The Code section referred to in the new rule pertains to “Fraud and related activity in connection with computers.” And it presents a real danger. The “technological means” the rules pertain to refer to virtual private networks (VPNs) that allow users to hide their locations.
VPNs also provide two other crucial advantages, since they:
Prevent your ISP from seeing which sites you’re visiting.
Prevent a hacker from snooping on the same Wi-Fi network you’re using to capture sensitive data, such as logon details to financial accounts.
Thus, as we pointed out six years ago, before the new rule took affect:
If you don’t use a VPN, it’s open season for hackers on your PC or smartphone. And if you do use a VPN, it’s open season for the FBI.
That may sound like hyperbole, but it’s hardly an exaggeration. Indeed, after the Supreme Court approved the new rules, a bill called the Stopping Mass Hacking Act was introduced in the Senate, although it didn’t pass. One of its sponsors, Senator Rand Paul (R.-Kentucky), wrote of the revisions to Rule 41:
The Fourth Amendment wisely rejected general warrants and requires individualized suspicion before the government can forcibly search private information. I fear this rule change will make it easier for the government to search innocent Americans’ computers and undermine the requirement for individual suspicion.
An article from the University of Richmond School of Law gave us further details of how the new rules could be misused:
Rule 41, governing searches and seizures, now permits magistrate judges to authorize agents—under a single warrant—to “remotely access,” and simultaneously search, copy, and seize information from an infinite number of unknown electronic devices in multiple districts anywhere in the country. The unlimited jurisdiction provision is triggered when a device’s location is obscured through “technological means,” or if agents are investigating computer crimes in five or more districts—regardless of whether the locations of the innumerable search targets are known.
So yes, we suppose that the FBI’s announcement that it didn’t use the most expansive authority of Rule 41 to prevent the Russian military from carrying out cyberattacks is good news. But that success only emphasizes the fact that when it comes to Uncle Sam, it’s open season on internet privacy.
But all hope is not lost. Even if Rule 41 gives Big Brother carte blanche to rummage through your PC, network, or smart device, a VPN can make it much more difficult for them to do so. And even if government investigators manage to penetrate your VPN, if it’s properly configured, it can be extraordinarily effective to protect your privacy from anyone else.

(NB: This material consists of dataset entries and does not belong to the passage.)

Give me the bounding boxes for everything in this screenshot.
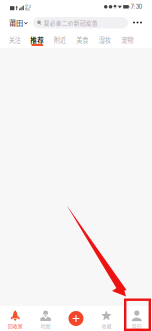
button[interactable]: 发布: [61, 306, 91, 331]
button[interactable]: 地图: [30, 306, 61, 331]
staticText: 湿妆: [99, 35, 111, 44]
button[interactable]: 推荐: [26, 32, 48, 48]
button[interactable]: 回收家: [0, 306, 30, 331]
button[interactable]: 我的: [122, 306, 152, 331]
button[interactable]: 复必泰二价新冠疫苗: [33, 17, 128, 28]
staticText: 收藏: [101, 322, 111, 329]
staticText: 关注: [9, 35, 21, 44]
staticText: K/s: [25, 7, 30, 11]
button[interactable]: 收藏: [91, 306, 122, 331]
staticText: 美食: [76, 35, 88, 44]
button[interactable]: 宠物: [116, 32, 138, 48]
staticText: 莆田: [9, 17, 23, 28]
staticText: 附近: [54, 35, 66, 44]
staticText: 我的: [132, 322, 142, 329]
button[interactable]: 莆田: [0, 13, 33, 32]
staticText: 17.2: [25, 4, 31, 9]
staticText: 地图: [41, 322, 51, 329]
button[interactable]: 美食: [71, 32, 94, 48]
staticText: 7:30: [131, 3, 143, 10]
button[interactable]: 湿妆: [94, 32, 116, 48]
staticText: 回收家: [8, 322, 23, 329]
button[interactable]: 更多: [128, 13, 146, 32]
staticText: 宠物: [121, 35, 133, 44]
staticText: 复必泰二价新冠疫苗: [44, 19, 98, 27]
button[interactable]: 关注: [4, 32, 26, 48]
button[interactable]: 附近: [49, 32, 71, 48]
staticText: 推荐: [30, 35, 44, 45]
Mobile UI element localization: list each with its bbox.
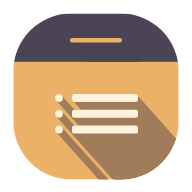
button[interactable]: Task list app icon — [0, 0, 192, 192]
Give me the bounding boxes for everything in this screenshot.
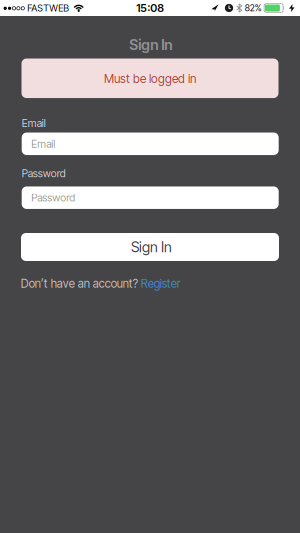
staticText: Password (22, 167, 66, 180)
staticText: Sign In (129, 36, 172, 54)
button[interactable]: Register (141, 276, 181, 290)
button[interactable]: Sign In (21, 233, 279, 261)
staticText: Must be logged in (104, 72, 196, 86)
staticText: FASTWEB (27, 2, 69, 14)
staticText: Email (31, 137, 55, 150)
staticText: 15:08 (136, 1, 164, 15)
staticText: Don’t have an account? (21, 276, 141, 290)
staticText: Sign In (131, 238, 172, 256)
staticText: 82% (245, 3, 262, 14)
staticText: Password (31, 191, 75, 204)
staticText: Register (141, 276, 181, 290)
textField[interactable]: Email (31, 137, 279, 150)
textField[interactable]: Password (31, 191, 279, 204)
staticText: Email (22, 117, 46, 130)
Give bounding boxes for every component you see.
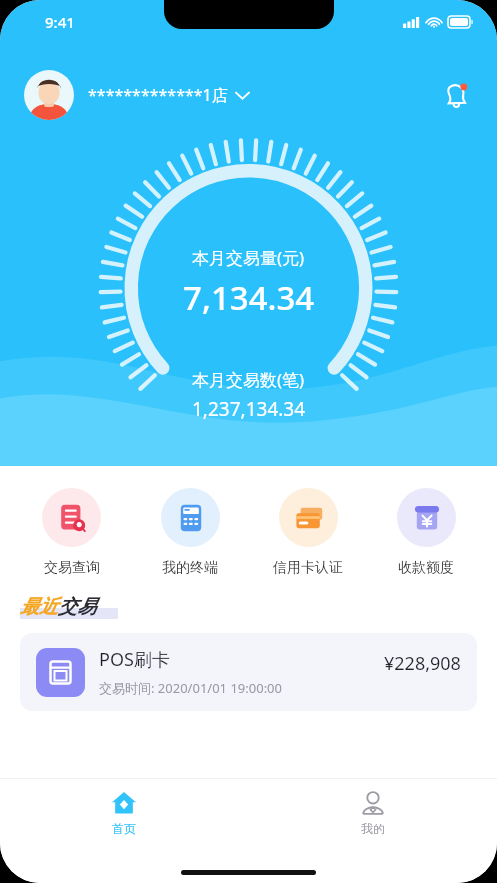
button[interactable]: 首页 [0, 784, 248, 842]
staticText: 本月交易量(元) [192, 246, 305, 269]
button[interactable]: 我的终端 [131, 484, 249, 581]
staticText: 首页 [112, 821, 136, 836]
staticText: 9:41 [45, 12, 75, 32]
staticText: 我的 [361, 821, 385, 836]
button[interactable]: *************1店 [88, 84, 437, 106]
staticText: 最近 [20, 595, 58, 619]
staticText: POS刷卡 [99, 647, 170, 672]
button[interactable]: 我的 [248, 784, 497, 842]
button[interactable]: 交易查询 [12, 484, 131, 581]
button[interactable]: 信用卡认证 [249, 484, 367, 581]
button[interactable]: 收款额度 [367, 484, 485, 581]
staticText: *************1店 [88, 84, 228, 106]
staticText: 7,134.34 [183, 275, 315, 320]
staticText: 交易 [58, 595, 96, 619]
button[interactable]: Profile [24, 70, 74, 120]
staticText: 收款额度 [398, 559, 454, 577]
staticText: 交易查询 [44, 559, 100, 577]
button[interactable]: Notifications [437, 76, 475, 114]
staticText: 交易时间: 2020/01/01 19:00:00 [99, 679, 282, 697]
staticText: 本月交易数(笔) [192, 368, 305, 391]
staticText: 我的终端 [162, 559, 218, 577]
button[interactable]: POS刷卡 [20, 633, 477, 711]
staticText: 1,237,134.34 [192, 396, 306, 422]
staticText: 信用卡认证 [273, 559, 343, 577]
staticText: ¥228,908 [384, 651, 461, 676]
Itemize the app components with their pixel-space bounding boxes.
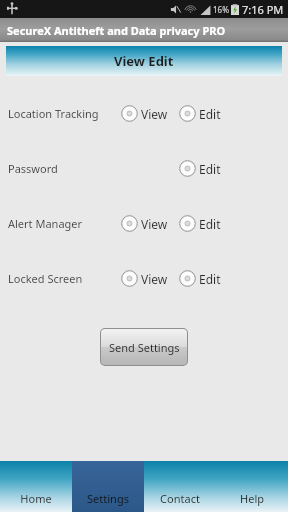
staticText: Edit [199, 161, 221, 177]
staticText: Edit [199, 271, 221, 287]
button[interactable]: Edit [179, 160, 221, 177]
staticText: Edit [199, 216, 221, 232]
staticText: 16% [213, 4, 229, 15]
staticText: View Edit [114, 52, 174, 70]
button[interactable]: View [121, 270, 168, 287]
button[interactable]: View Edit [6, 46, 282, 76]
staticText: SecureX Antitheft and Data privacy PRO [7, 23, 226, 38]
button[interactable]: Home [0, 461, 72, 512]
button[interactable]: Contact [144, 461, 216, 512]
staticText: Send Settings [109, 340, 180, 355]
staticText: View [141, 216, 168, 232]
button[interactable]: Settings [72, 461, 144, 512]
button[interactable]: View [121, 215, 168, 232]
staticText: View [141, 271, 168, 287]
button[interactable]: Send Settings [101, 329, 187, 365]
button[interactable]: Edit [179, 215, 221, 232]
staticText: Password [8, 161, 58, 176]
staticText: Edit [199, 106, 221, 122]
button[interactable]: Edit [179, 270, 221, 287]
staticText: Help [240, 491, 264, 506]
staticText: View [141, 106, 168, 122]
staticText: Home [20, 491, 52, 506]
staticText: Alert Manager [8, 216, 83, 231]
button[interactable]: Help [216, 461, 288, 512]
button[interactable]: Edit [179, 105, 221, 122]
staticText: Contact [160, 491, 200, 506]
staticText: 7:16 PM [242, 2, 284, 17]
button[interactable]: View [121, 105, 168, 122]
staticText: Location Tracking [8, 106, 99, 121]
staticText: Locked Screen [8, 271, 83, 286]
staticText: Settings [87, 491, 129, 506]
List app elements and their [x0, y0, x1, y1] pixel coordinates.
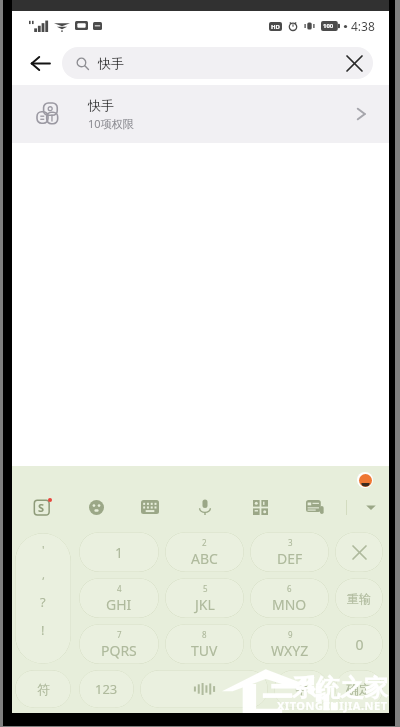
staticText: 5: [203, 583, 208, 594]
staticText: ': [42, 542, 45, 557]
button[interactable]: 快手: [62, 47, 373, 79]
staticText: 系统之家: [292, 673, 388, 703]
staticText: 4:38: [351, 18, 375, 34]
button[interactable]: 123: [79, 670, 134, 708]
staticText: 中: [295, 681, 308, 697]
staticText: 1: [115, 543, 124, 562]
button[interactable]: Voice input: [191, 494, 219, 520]
staticText: XITONGZHIJIA.NET: [277, 698, 388, 713]
staticText: 2: [202, 537, 207, 548]
button[interactable]: Sogou menu: [28, 494, 56, 520]
staticText: 确定: [346, 681, 372, 697]
button[interactable]: 8 TUV: [165, 624, 244, 664]
staticText: 0: [355, 635, 364, 654]
button[interactable]: 0: [335, 624, 383, 664]
button[interactable]: Keyboard: [136, 494, 164, 520]
button[interactable]: ×: [335, 532, 383, 572]
staticText: 9: [288, 629, 293, 640]
staticText: 123: [95, 680, 118, 698]
button[interactable]: 快手: [12, 85, 389, 143]
button[interactable]: 5 JKL: [165, 578, 244, 618]
staticText: 重输: [347, 591, 371, 606]
button[interactable]: 中: [274, 670, 329, 708]
button[interactable]: Account: [357, 472, 373, 488]
staticText: ABC: [191, 549, 218, 568]
button[interactable]: 3 DEF: [250, 532, 329, 572]
staticText: GHI: [106, 595, 132, 614]
staticText: 4: [117, 583, 122, 594]
staticText: !: [41, 621, 45, 639]
button[interactable]: 重输: [335, 578, 383, 618]
staticText: WXYZ: [271, 641, 309, 660]
button[interactable]: 符: [15, 670, 71, 708]
button[interactable]: Clipboard: [301, 494, 329, 520]
staticText: 3: [288, 537, 293, 548]
button[interactable]: 1: [79, 532, 159, 572]
staticText: 100: [323, 22, 334, 30]
button[interactable]: 6 MNO: [250, 578, 329, 618]
staticText: 7: [117, 629, 122, 640]
button[interactable]: Back: [20, 43, 60, 83]
button[interactable]: 4 GHI: [79, 578, 159, 618]
staticText: 10项权限: [88, 116, 134, 131]
staticText: DEF: [277, 549, 303, 568]
staticText: 8: [202, 629, 207, 640]
button[interactable]: Space: [140, 670, 268, 708]
button[interactable]: 7 PQRS: [79, 624, 159, 664]
staticText: TUV: [191, 641, 218, 660]
staticText: 快手: [98, 55, 124, 71]
button[interactable]: 9 WXYZ: [250, 624, 329, 664]
staticText: S: [38, 500, 45, 515]
staticText: HD: [271, 23, 280, 31]
button[interactable]: Clear search: [341, 47, 368, 79]
staticText: MNO: [272, 595, 307, 614]
staticText: 符: [37, 681, 50, 697]
button[interactable]: Hide keyboard: [357, 494, 385, 520]
staticText: 快手: [88, 97, 114, 113]
staticText: ?: [40, 593, 46, 611]
staticText: 6: [287, 583, 292, 594]
button[interactable]: Enter: [335, 670, 383, 708]
staticText: JKL: [195, 595, 215, 614]
button[interactable]: Scan: [246, 494, 274, 520]
button[interactable]: 2 ABC: [165, 532, 244, 572]
button[interactable]: Symbols: [15, 533, 71, 664]
button[interactable]: Emoji: [82, 494, 110, 520]
staticText: ,: [42, 567, 45, 582]
staticText: PQRS: [101, 641, 137, 660]
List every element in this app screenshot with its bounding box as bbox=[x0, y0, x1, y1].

For instance, if you’ve made negative comments or product reviews online that may be regarded as derogatory, the target of those comments or reviews may want to sue you for libel. To do so, they’ll issue a subpoena to your ISP ordering it to verify your identity based on the IP address that posted the content they found objectionable. But if you used a VPN when you were writing those comments or reviews, the would-be plaintiff won’t even know which ISP to subpoena, because an analysis of the connection to the website where you wrote it will reveal only the connection to your VPN.
Similarly, police may take interest in your internet browsing habits and serve your ISP with a warrant demanding disclosure of the websites you’ve visited. But if you use a VPN, your ISP won’t be able to track this data, even if it’s ordered to do so.
The VPN we use here at Nestmann is ExpressVPN. There are others worth considering, but we’ve made the decision to deploy ExpressVPN company wide.
Finally, as we’ve reminded readers many times, maintaining internet privacy is something you have to do for yourself. Big Tech and Big Brother won’t do it for you.